No lack of character but occasional deviations from the score

Dudok Quartet Amsterdam: Tchaikovsky

The Strad Issue: June 2024

Description: No lack of character but occasional deviations from the score

Musicians: Dudok Quartet Amsterdam

Works: Tchaikovsky: String Quartets vol.1: no.1 in D major op.11, no.2 in F major op.22; Eugene Onegin: Lensky’s Aria (arr.David Faber)

Catalogue number: RUBICON CLASSICS RCD1103

The opening movement of Tchaikovsky’s First String Quartet flows along nicely, but a persistent feature of the recording soon appears: when cellist David Faber takes the melody in the exposition, the semiquavers of first violinist Judith van Driel all but disappear. Still, Driel makes up for it with her neatly executed semiquavers in the development. The famous Andante cantabile is simply and effectively played, with some judicious portamento in the central section. The Scherzo is sturdy, rustic stuff, with biting accents and crisp staccatos, but the Dudok dynamics are not the same as Tchaikovsky’s, and his diminuendo sin al fine just doesn’t happen. In the finale, the solos in the viola and cello again come firmly to the fore as their colleagues recede.

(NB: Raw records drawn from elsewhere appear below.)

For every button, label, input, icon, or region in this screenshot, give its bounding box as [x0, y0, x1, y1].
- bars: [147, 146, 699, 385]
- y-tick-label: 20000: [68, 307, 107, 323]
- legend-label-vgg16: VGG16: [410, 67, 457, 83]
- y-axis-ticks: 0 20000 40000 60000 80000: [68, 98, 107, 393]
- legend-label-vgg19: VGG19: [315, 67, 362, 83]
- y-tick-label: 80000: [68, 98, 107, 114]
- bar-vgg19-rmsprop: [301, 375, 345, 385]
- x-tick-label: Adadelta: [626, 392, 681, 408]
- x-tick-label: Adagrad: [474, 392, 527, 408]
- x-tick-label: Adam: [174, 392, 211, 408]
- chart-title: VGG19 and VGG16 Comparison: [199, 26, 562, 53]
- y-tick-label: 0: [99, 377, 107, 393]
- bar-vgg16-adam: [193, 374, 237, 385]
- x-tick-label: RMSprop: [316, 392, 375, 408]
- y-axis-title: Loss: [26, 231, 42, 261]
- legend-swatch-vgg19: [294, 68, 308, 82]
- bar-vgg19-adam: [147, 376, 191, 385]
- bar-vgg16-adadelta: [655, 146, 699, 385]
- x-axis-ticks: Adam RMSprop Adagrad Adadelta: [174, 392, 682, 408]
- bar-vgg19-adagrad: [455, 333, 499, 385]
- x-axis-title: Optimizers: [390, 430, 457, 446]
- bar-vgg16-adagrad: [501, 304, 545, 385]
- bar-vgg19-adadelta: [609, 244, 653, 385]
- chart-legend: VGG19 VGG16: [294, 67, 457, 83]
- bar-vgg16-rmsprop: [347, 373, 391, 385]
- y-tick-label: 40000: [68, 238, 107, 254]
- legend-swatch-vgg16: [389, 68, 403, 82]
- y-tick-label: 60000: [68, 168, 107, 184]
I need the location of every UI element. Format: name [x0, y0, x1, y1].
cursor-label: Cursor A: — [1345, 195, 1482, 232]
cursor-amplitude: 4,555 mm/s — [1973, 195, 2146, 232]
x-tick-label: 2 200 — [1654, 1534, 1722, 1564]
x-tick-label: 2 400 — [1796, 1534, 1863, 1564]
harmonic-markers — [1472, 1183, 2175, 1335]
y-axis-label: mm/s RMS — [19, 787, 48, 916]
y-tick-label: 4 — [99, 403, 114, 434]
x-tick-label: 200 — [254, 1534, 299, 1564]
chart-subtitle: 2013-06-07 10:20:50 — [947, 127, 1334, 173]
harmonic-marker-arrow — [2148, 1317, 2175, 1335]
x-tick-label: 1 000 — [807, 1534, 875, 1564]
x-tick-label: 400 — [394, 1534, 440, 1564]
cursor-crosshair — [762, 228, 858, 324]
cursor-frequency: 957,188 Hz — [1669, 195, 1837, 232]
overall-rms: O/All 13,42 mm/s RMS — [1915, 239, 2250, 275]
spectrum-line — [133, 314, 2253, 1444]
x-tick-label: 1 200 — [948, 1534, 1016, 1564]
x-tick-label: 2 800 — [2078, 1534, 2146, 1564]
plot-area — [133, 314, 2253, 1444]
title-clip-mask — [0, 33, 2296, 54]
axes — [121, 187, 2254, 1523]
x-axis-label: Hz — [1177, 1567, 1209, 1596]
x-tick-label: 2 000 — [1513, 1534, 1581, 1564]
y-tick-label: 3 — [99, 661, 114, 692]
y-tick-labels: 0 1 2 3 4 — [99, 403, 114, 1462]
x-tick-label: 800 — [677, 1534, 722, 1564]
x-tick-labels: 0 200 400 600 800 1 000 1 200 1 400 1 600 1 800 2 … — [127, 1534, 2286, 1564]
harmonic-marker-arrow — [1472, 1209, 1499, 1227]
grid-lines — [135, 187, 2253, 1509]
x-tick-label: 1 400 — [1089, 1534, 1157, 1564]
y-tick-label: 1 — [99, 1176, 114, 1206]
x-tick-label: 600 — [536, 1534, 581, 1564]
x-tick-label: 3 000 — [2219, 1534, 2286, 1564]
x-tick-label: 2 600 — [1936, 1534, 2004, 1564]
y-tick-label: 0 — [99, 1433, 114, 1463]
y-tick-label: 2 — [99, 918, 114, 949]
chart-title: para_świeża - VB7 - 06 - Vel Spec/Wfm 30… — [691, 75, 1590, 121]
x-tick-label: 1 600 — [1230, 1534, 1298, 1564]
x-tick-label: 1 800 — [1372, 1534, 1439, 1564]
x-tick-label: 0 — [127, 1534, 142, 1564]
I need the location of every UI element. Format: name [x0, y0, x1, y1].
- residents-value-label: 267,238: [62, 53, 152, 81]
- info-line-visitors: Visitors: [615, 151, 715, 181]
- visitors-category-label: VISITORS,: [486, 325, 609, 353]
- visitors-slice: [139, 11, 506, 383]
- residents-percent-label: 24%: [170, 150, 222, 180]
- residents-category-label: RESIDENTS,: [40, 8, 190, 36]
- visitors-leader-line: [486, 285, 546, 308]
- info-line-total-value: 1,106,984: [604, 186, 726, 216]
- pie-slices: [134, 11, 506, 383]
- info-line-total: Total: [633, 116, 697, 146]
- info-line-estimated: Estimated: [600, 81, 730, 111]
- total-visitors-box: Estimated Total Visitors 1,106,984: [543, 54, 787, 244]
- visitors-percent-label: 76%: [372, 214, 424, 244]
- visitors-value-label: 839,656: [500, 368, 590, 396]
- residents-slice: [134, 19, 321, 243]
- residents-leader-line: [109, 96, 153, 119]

The Dudok players make the most of the chromatic dissonances at the opening of the Second Quartet, and Driel plays her recitative with passion and flair, and there is tender playing to come after the energetic scrubbing, and a heroic, muscular climax. They are delicate in the quixotic scherzo, with its quirky time signature, and there is gentle good humour in the central L’istesso tempo. The Andante has an easy grace until Tchaikovsky ratchets up the power, and the finale is equally genial, with clear textures in the fugue. The recording is close and warm.